Whole cell protein lysates from ADSC were collected 96 h after stimulation and subjected to immunoblot analysis as described elsewhere [6]. The following primary antibodies from Abcam were used: anti-perilipin-1 (1:500 dilution; catalog no. ab3526), anti-adiponectin (1:1000 dilution; catalog no. ab22554), anti-α-SMA (1:500 dilution; catalog no. ab7817), anti-type I collagen (1:500 dilution; catalog no. ab90395), and anti-S100A4 (1:1000 dilution; catalog no. ab124805). Anti-α-tubulin antibody (1:1000 dilution; catalog no. #2144; Cell Signaling Technology, Danvers, MA, USA) was used for normalization. Immunodetection was performed using the Western Breeze Chromogenic Western Blot Immunodetection Kit (Invitrogen). Band intensities were quantified with the free-share ImageJ software 64-bit Java 1.8.0_112 Windows version (NIH, Bethesda, MD, USA; online at http://rsbweb.nih.gov/ij) and normalized with the respective α-tubulin values.

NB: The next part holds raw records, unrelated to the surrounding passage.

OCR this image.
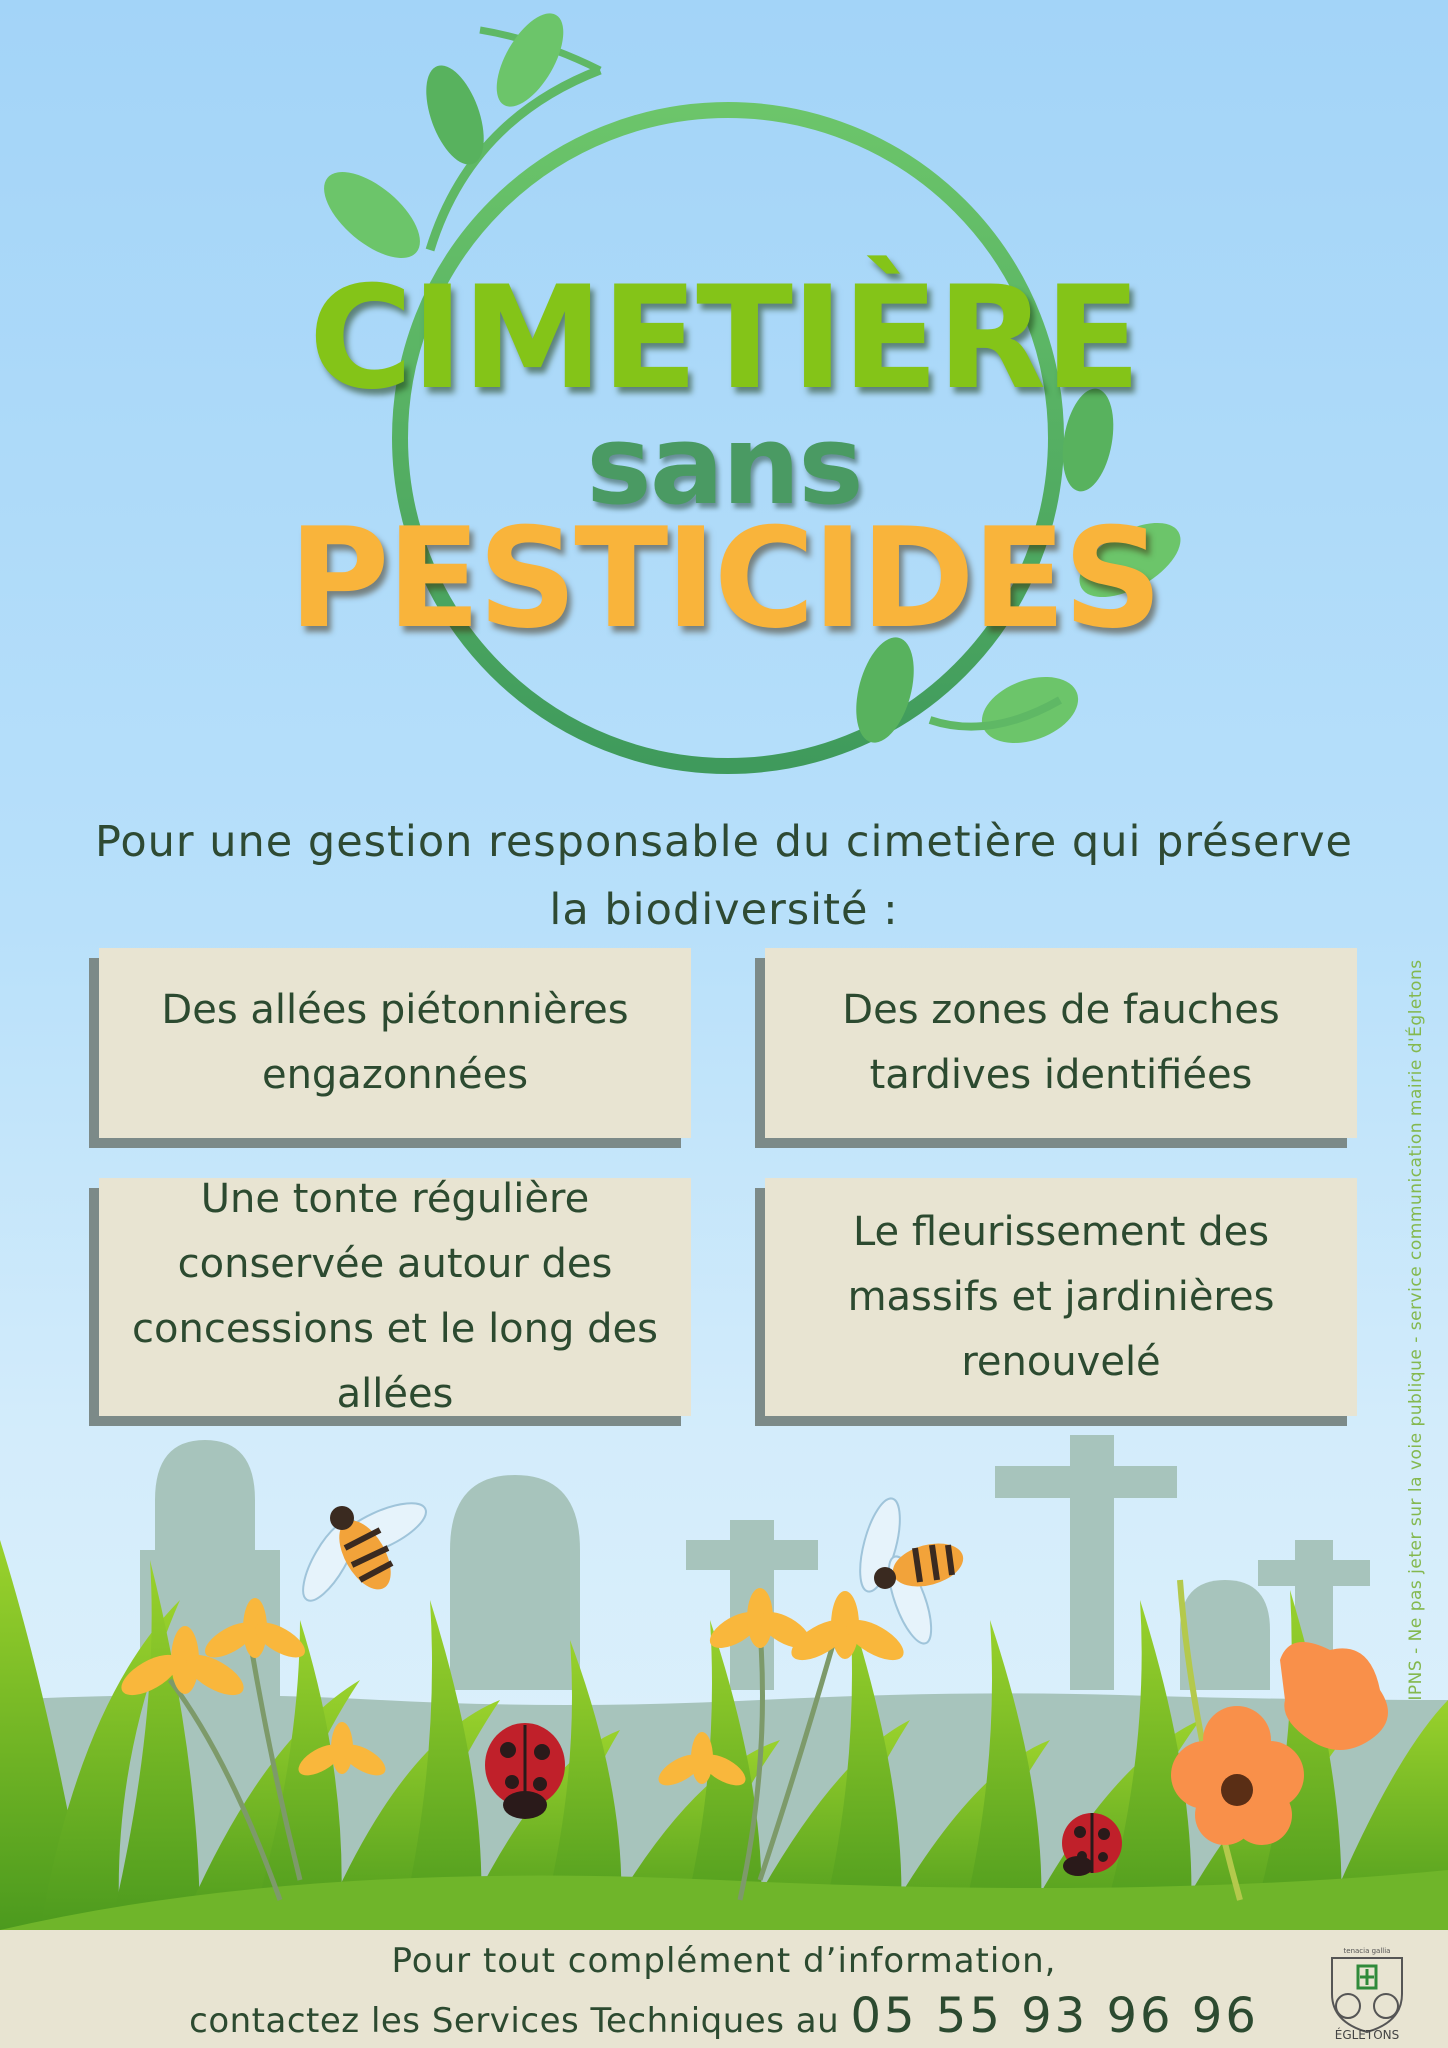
CIMETIÈRE
sans
PESTICIDES
Pour une gestion responsable du cimetière qui préserve
la biodiversité :
Des allées piétonnières
engazonnées
Des zones de fauches
tardives identifiées
Une tonte régulière
conservée autour des
concessions et le long des
allées
Le fleurissement des
massifs et jardinières
renouvelé	IPNS - Ne pas jeter sur la voie publique - service communication mairie d'Égletons
Pour tout complément d’information,
contactez les Services Techniques au 05 55 93 96 96
tenacia gallia
ÉGLETONS
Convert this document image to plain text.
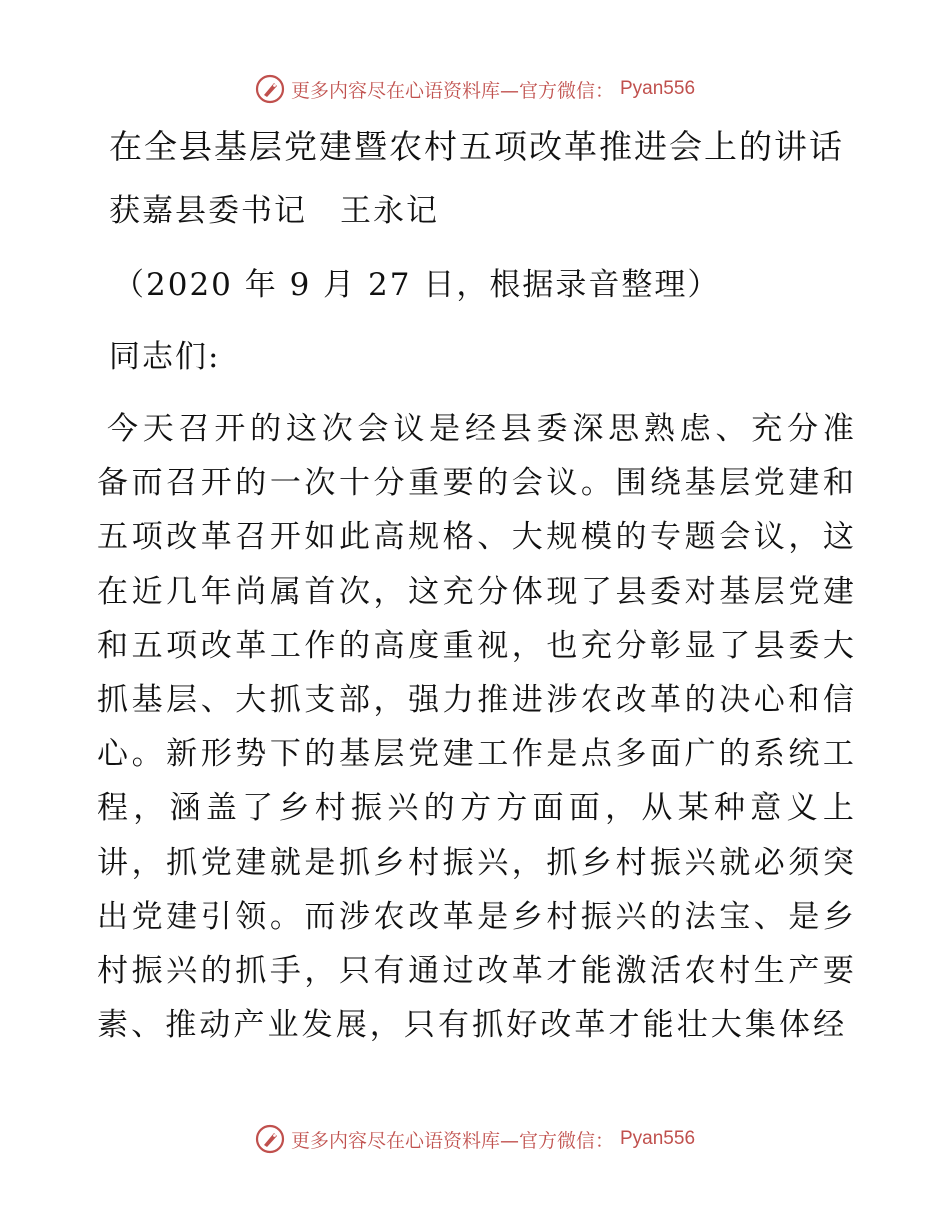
更多内容尽在心语资料库—官方微信： Pyan556
在全县基层党建暨农村五项改革推进会上的讲话
获嘉县委书记　王永记
（2020 年 9 月 27 日，根据录音整理）
同志们:

今天召开的这次会议是经县委深思熟虑、充分准备而召开的一次十分重要的会议。围绕基层党建和五项改革召开如此高规格、大规模的专题会议，这在近几年尚属首次，这充分体现了县委对基层党建和五项改革工作的高度重视，也充分彰显了县委大抓基层、大抓支部，强力推进涉农改革的决心和信心。新形势下的基层党建工作是点多面广的系统工程，涵盖了乡村振兴的方方面面，从某种意义上讲，抓党建就是抓乡村振兴，抓乡村振兴就必须突出党建引领。而涉农改革是乡村振兴的法宝、是乡村振兴的抓手，只有通过改革才能激活农村生产要素、推动产业发展，只有抓好改革才能壮大集体经

更多内容尽在心语资料库—官方微信： Pyan556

2.9. Collagen Gel Contraction Assay

Collagen gel contraction assay was performed using the CytoSelectTM 24-Well Cell Contraction Assay Kit (Floating Matrix Model; catalog no. CBA-5020; Cell Biolabs, San Diego, CA, USA) according to the manufacturer’s instructions. ADSC were cultured in basal medium supplemented with 2% fetal bovine serum for 24 h and then stimulated with recombinant human TGFβ1 (10 ng/mL; PeproTech) or 10% serum from early dcSSc patients (n = 6) and healthy individuals (n = 6) for 96 h before the assay. After treatment, ADSC were harvested, pelleted and resuspended in serum-free medium at 3 × 106 cells/mL. For each experimental point, 100 µL of the cell suspension was mixed with 400 µL of cold neutralized collagen gel solution and subsequently added to one well of the adhesion resistant matrix-coated 24-well cell contraction plate. Gels were allowed to solidify for 1 h at 37°C and 5% CO2. After polymerization, 1 mL of basal medium or medium containing different stimuli (i.e., recombinant human TGFβ1, early dcSSc sera and healthy sera) was added to the top of each collagen gel lattice. Gels without cells were included as negative controls. Each experimental point was performed in triplicate. After 24 h, the culture dish was scanned and the area of each collagen gel was measured by ImageJ software 64-bit Java 1.8.0_112 Windows version (NIH).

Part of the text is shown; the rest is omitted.